March 27, 2008 / 1:34 PM / in 11 years

CORRECTED - CORRECTED-UPDATE 1-Bernstein sees Q1 loss at Merrill on writedow

(Corrects to show that Merrill Lynch is a brokerage in lead)

March 27 (Reuters) - Sanford C. Bernstein expects Merrill Lynch & Co MER.N to post a loss in the first quarter instead of its previous forecast for a profit, citing $4.5 billion in total writedowns at the U.S. brokerage.

Merrill Lynch will report the weakest first quarter results among the major domestic securities firms, analyst Brad Hintz said in a research note to clients.

“With $30.4 billion of collateralized debt obligations (CDOs) still on Merrill’s balance sheet at the end of 2007, we believe the ‘CDO Overhang’ will be an ongoing concern for the firm over the next twenty-four months,” Hintz said.
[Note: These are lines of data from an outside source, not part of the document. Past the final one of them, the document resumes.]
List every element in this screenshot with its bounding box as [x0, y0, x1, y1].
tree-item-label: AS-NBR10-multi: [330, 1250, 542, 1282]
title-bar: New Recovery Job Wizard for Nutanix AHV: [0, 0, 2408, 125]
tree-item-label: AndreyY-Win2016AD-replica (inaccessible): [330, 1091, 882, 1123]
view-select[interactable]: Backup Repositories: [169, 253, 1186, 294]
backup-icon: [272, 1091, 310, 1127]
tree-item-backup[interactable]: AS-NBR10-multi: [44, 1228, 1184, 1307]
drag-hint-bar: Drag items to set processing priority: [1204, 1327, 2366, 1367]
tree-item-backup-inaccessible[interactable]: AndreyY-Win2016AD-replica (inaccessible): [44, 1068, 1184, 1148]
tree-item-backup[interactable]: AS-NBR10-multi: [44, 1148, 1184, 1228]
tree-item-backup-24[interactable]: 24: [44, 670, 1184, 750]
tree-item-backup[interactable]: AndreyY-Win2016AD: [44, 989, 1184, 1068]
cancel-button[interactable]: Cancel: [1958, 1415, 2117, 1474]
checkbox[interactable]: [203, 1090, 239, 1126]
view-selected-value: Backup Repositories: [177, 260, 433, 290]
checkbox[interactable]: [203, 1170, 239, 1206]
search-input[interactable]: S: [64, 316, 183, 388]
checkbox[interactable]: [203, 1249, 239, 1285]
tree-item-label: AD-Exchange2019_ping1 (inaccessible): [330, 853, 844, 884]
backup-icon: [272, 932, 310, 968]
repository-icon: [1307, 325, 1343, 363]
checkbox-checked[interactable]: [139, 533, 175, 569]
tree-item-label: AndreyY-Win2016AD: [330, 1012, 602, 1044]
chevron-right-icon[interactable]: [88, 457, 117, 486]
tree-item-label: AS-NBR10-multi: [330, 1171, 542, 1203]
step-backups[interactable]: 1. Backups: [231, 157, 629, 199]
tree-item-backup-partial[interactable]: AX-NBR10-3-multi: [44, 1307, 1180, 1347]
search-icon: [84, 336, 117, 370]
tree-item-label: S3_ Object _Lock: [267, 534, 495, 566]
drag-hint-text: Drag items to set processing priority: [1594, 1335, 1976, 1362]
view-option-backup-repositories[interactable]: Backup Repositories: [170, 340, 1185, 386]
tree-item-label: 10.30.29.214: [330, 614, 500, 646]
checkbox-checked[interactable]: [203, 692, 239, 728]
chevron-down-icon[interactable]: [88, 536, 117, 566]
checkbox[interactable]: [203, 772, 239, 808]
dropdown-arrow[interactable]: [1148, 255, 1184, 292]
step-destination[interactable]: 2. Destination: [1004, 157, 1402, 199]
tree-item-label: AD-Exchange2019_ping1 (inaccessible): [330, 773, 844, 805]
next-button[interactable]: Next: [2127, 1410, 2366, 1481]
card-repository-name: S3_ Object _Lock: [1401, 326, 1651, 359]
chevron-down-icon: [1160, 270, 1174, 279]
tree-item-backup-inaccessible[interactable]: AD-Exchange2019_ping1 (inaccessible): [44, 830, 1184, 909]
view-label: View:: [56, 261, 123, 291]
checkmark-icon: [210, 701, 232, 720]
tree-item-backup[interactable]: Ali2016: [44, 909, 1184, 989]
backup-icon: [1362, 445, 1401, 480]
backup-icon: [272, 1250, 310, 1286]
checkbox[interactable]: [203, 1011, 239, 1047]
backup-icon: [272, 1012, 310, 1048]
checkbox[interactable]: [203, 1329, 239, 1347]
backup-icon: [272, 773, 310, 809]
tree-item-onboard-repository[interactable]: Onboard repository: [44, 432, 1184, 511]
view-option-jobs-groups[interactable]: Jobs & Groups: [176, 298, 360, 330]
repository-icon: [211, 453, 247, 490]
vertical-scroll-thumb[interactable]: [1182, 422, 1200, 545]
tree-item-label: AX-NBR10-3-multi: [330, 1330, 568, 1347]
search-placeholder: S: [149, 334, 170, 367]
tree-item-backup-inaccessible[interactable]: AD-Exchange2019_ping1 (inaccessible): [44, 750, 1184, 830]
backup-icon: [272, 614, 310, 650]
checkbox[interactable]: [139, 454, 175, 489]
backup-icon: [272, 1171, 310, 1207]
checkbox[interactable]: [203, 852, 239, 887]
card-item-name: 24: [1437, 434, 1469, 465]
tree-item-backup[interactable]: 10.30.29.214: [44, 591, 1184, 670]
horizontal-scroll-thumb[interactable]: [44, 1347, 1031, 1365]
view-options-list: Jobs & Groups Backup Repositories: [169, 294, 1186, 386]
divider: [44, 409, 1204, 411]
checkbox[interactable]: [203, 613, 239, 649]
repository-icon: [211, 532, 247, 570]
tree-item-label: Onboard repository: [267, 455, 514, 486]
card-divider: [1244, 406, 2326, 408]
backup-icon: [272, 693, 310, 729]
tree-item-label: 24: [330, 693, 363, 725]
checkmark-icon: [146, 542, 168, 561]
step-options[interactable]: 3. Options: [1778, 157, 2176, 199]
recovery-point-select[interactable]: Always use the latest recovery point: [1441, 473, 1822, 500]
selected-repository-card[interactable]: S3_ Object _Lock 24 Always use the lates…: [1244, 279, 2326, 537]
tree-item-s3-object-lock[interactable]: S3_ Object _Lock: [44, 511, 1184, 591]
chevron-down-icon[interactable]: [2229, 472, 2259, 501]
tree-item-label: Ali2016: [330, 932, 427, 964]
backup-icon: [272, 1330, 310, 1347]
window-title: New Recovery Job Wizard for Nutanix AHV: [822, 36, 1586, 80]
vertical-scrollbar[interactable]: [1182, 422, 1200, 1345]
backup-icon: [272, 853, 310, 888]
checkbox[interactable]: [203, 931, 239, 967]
However, the biggest swing factor for Merrill’s first quarter results will be the severity of the writedowns of it’s CDO assets and the related increase to the valuation reserve the company takes, he added.

The firm will likely need to take further valuation reserves for its financial guarantor counterparty exposures, Hintz said.

He expects Merrill to report a loss of $1.60 per share instead of an earlier view of earnings of $1.30 per share.

The brokerage maintained its “market-perform” rating on the stock, but cut its price target by $3 to $50.